Arm has lifted the lid on its latest mobile platform, comprising new CPU and GPU designs plus rearchitected interconnect and memory management logic, all optimized with a coming wave of AI-enabled smartphones in mind.

The UK-based chip designer has been moving towards more integrated solutions rather than just offering cores for several years, and this year’s Lumex compute subsystem (CSS) is the latest evolution of that philosophy.

As with each generation, Arm manages to squeeze more performance and power efficiency out of its designs, claiming an average 15 percent step up in CPU and 20 percent in GPU, while saving 15 percent on power.

The key focus with Lumex is on Arm’s SME2 Scalable Matrix Extensions in the CPU cluster, which the firm is pushing as the preferred route for AI acceleration, and overall system-level optimizations to boost scalability for devices capable of running AI models.

Stefan Rosinger, Senior Director for CPUs, said that SME2 gives AI acceleration “an order of magnitude better” than before, and its advantage for a mobile device is that it uses less power and finishes calculations quicker.

According to Arm, we can expect to see Lumex implemented in smartphones and other devices later this year or early next year. It has been crafted with 3nm manufacturing in mind, and the firm says it expects chips produced by its licensees will run at upwards of 4 GHz clock speeds.

In a rare outbreak of common sense, all the cores in the Lumex CPU cluster are designated C1, with the maximum performance core design labelled the C1-Ultra.

new c1 cpu cluster

Arm’s slide detailing its new C1 CPU cluster – Click to enlarge

Most smartphone chips now feature a mix of core types, with one or two performance cores for the demanding work, coupled with more power-optimized cores to handle other tasks. This started out as big.LITTLE many years ago.

With Lumex, Arm has given chip designers no fewer than four core types to choose from, adding C1-Premium as the next step down, followed by C1-Pro and finally C1-Nano as the smallest footprint core with the greatest power efficiency.

Chips aimed at flagship phones will likely see two C1-Ultra cores combined with six C1-Pro cores, Arm believes, while “sub-flagship” silicon might use a mix of two C1-Premium and six C1-Pro, while the mainstream could be served by a mix of four Pro and four Nano.

In the GPU department, the Lumex platform has the Mali G1, and like the CPU cores, these are graded from Mali G1-Ultra to Mali1 G1-Premium and Mali G1-Pro. The differences between these three tiers are in the number of shader cores, with Pro having one to five, Premium six to nine, and Ultra 10 cores or more.

Mali G1-Ultra is also the only tier with Arm’s redesigned Ray Tracing Unit (RTU), claimed to offer 40 percent higher performance than last year’s Immortalis-G925, plus higher quality for games.

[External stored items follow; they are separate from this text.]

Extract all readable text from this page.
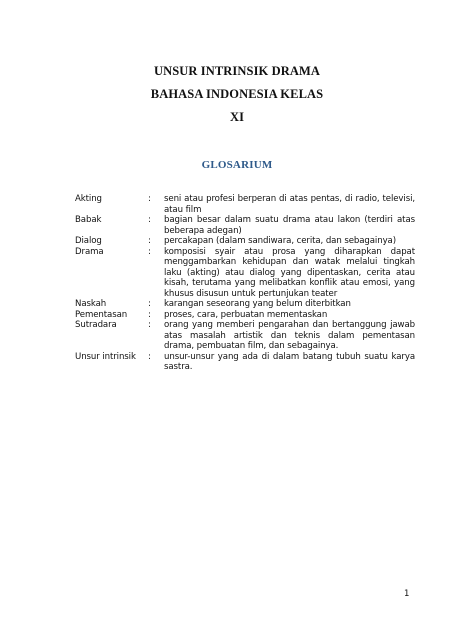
UNSUR INTRINSIK DRAMA
BAHASA INDONESIA KELAS
XI
GLOSARIUM
Akting	:	seni atau profesi berperan di atas pentas, di radio, televisi, atau film
Babak	:	bagian besar dalam suatu drama atau lakon (terdiri atas beberapa adegan)
Dialog	:	percakapan (dalam sandiwara, cerita, dan sebagainya)
Drama	:	komposisi syair atau prosa yang diharapkan dapat menggambarkan kehidupan dan watak melalui tingkah laku (akting) atau dialog yang dipentaskan, cerita atau kisah, terutama yang melibatkan konflik atau emosi, yang khusus disusun untuk pertunjukan teater
Naskah	:	karangan seseorang yang belum diterbitkan
Pementasan	:	proses, cara, perbuatan mementaskan
Sutradara	:	orang yang memberi pengarahan dan bertanggung jawab atas masalah artistik dan teknis dalam pementasan drama, pembuatan film, dan sebagainya.
Unsur intrinsik	:	unsur-unsur yang ada di dalam batang tubuh suatu karya sastra.
1
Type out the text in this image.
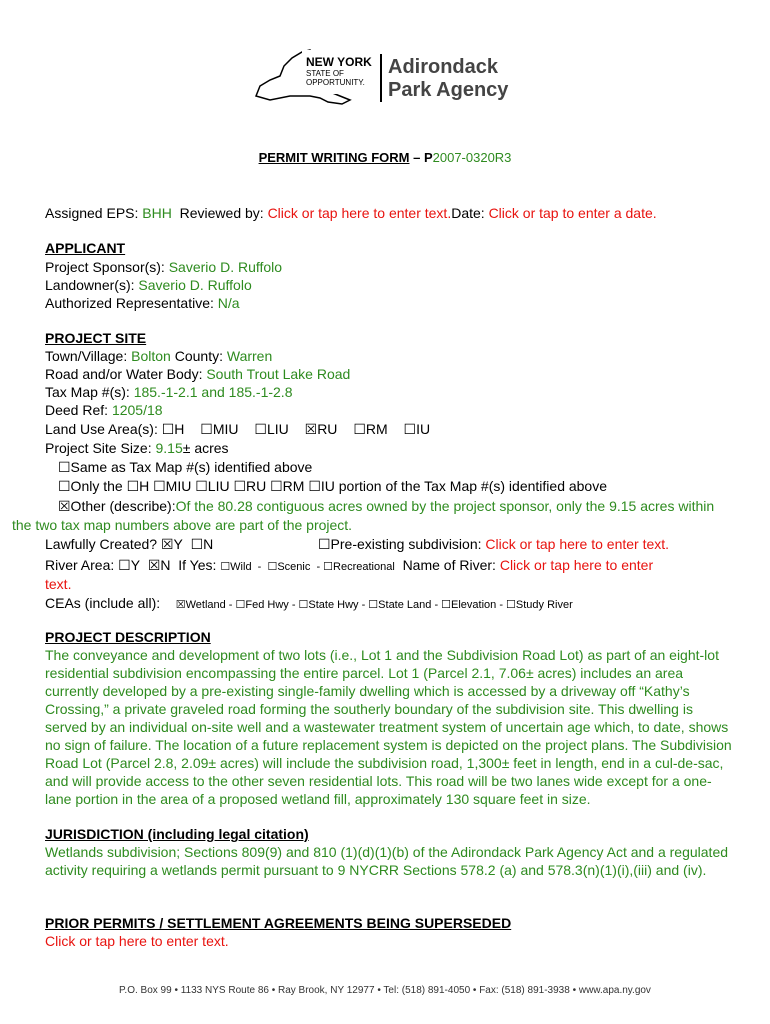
NEW YORK
STATE OF
OPPORTUNITY.
Adirondack
Park Agency
PERMIT WRITING FORM – P2007-0320R3
Assigned EPS: BHH  Reviewed by: Click or tap here to enter text.Date: Click or tap to enter a date.
APPLICANT
Project Sponsor(s): Saverio D. Ruffolo
Landowner(s): Saverio D. Ruffolo
Authorized Representative: N/a
PROJECT SITE
Town/Village: Bolton County: Warren
Road and/or Water Body: South Trout Lake Road
Tax Map #(s): 185.-1-2.1 and 185.-1-2.8
Deed Ref: 1205/18
Land Use Area(s): ☐H ☐MIU ☐LIU ☒RU ☐RM ☐IU
Project Site Size: 9.15± acres
☐Same as Tax Map #(s) identified above
☐Only the ☐H ☐MIU ☐LIU ☐RU ☐RM ☐IU portion of the Tax Map #(s) identified above
☒Other (describe):Of the 80.28 contiguous acres owned by the project sponsor, only the 9.15 acres within
the two tax map numbers above are part of the project.
Lawfully Created? ☒Y ☐N	☐Pre-existing subdivision: Click or tap here to enter text.
River Area: ☐Y ☒N  If Yes: ☐Wild  -  ☐Scenic  - ☐Recreational  Name of River: Click or tap here to enter
text.
CEAs (include all): ☒Wetland - ☐Fed Hwy - ☐State Hwy - ☐State Land - ☐Elevation - ☐Study River
PROJECT DESCRIPTION
The conveyance and development of two lots (i.e., Lot 1 and the Subdivision Road Lot) as part of an eight-lot residential subdivision encompassing the entire parcel. Lot 1 (Parcel 2.1, 7.06± acres) includes an area currently developed by a pre-existing single-family dwelling which is accessed by a driveway off “Kathy’s Crossing,” a private graveled road forming the southerly boundary of the subdivision site. This dwelling is served by an individual on-site well and a wastewater treatment system of uncertain age which, to date, shows no sign of failure. The location of a future replacement system is depicted on the project plans. The Subdivision Road Lot (Parcel 2.8, 2.09± acres) will include the subdivision road, 1,300± feet in length, end in a cul-de-sac, and will provide access to the other seven residential lots. This road will be two lanes wide except for a one-lane portion in the area of a proposed wetland fill, approximately 130 square feet in size.
JURISDICTION (including legal citation)
Wetlands subdivision; Sections 809(9) and 810 (1)(d)(1)(b) of the Adirondack Park Agency Act and a regulated activity requiring a wetlands permit pursuant to 9 NYCRR Sections 578.2 (a) and 578.3(n)(1)(i),(iii) and (iv).
PRIOR PERMITS / SETTLEMENT AGREEMENTS BEING SUPERSEDED
Click or tap here to enter text.
P.O. Box 99 • 1133 NYS Route 86 • Ray Brook, NY 12977 • Tel: (518) 891-4050 • Fax: (518) 891-3938 • www.apa.ny.gov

The new GPU design is also claimed to accelerate in-game AI with support for half-precision (FP16) matrix multiplication, which Arm claims improves tensor processing while reducing memory bandwidth and lowering power consumption.

Arm has already given us a taste of the neural accelerator hardware it is bringing to its phone GPUs next year, but that is not part of the Mali G1-Ultra in Lumex this year.

What is included in this complete compute subsystem are a new purpose built System Interconnect (SI) and System Memory Management Unit (SMMU), designed to cope with the demands that running AI models on smartphones are likely to bring.

The System Interconnect has been redesigned with what Arm calls a channelized architecture that can give quality of service (QoS) priority to different traffic, while the System MMU has been optimized to reduce latency by up to 75 percent, the firm says.

It isn’t just about hardware of course, and Arm says it has been working behind the scenes to ensure that the various developer frameworks support the optimizations coming in its latest platforms.

Its KleidiAI libraries have been integrated with frameworks such as PyTorch, Llama, LiteRT and ONNX to enable support for SME2 acceleration when running AI workloads.

Of course, Arm believes that AI processing should be kept on the CPU, since “it’s the only compute unit in the mobile market you can rely on to be present in every mobile phone,” according to Geraint North, Arm Fellow in AI and Developer Platforms.

“As you start to move to GPUs and NPUs (neural processing units), you end up doing different work for different handsets,” he explained, as vendors may have opted for different GPUs and NPUs in their smartphone silicon.

This is a logical viewpoint, but it’s not one that everyone necessarily agrees with. Analyst Gartner explicitly defines a GenAI smartphone as a device equipped with a built-in neural engine or neural processing unit (NPU) capable of running small language models.

It proclaims that premium smartphones and basic smartphones (under $350) will fit this description, with only “utility smartphones” not expected to have NPU capabilities.

This will suit Qualcomm, no doubt, which features an integrated NPU in its smartphone chips and showed off a 7 billion parameter large language model running on an Android phone at last year’s MWC show.

Bob O’Donnell, President and Chief Analyst at TECHnalysis Research, said that Arm’s approach makes sense given where the market is right now.

“First, because of the wide range of different NPU architectures available and the lack of standardization, few software developers are actually using the NPUs for their AI applications. Instead, they’re defaulting to the CPU and GPU, and with the latest SME2 instructions and logic from Arm, they’re going to help accelerate those functions,” he told The Register.

“Second, many of Arm’s partners are choosing to differentiate with their own NPU designs and yet another option from Arm could actually make that NPU confusion worse. Hopefully we’ll start to see some standardized means for leveraging different NPU architectures soon so that NPUs can start being used more frequently, but I’m concerned that could still be several years away.”

Arm’s silicon licensees will have to place their bets now – will Arm’s approach with SME2 in the CPU prove more popular, or will smartphone makers and the buying public want a built-in NPU? ®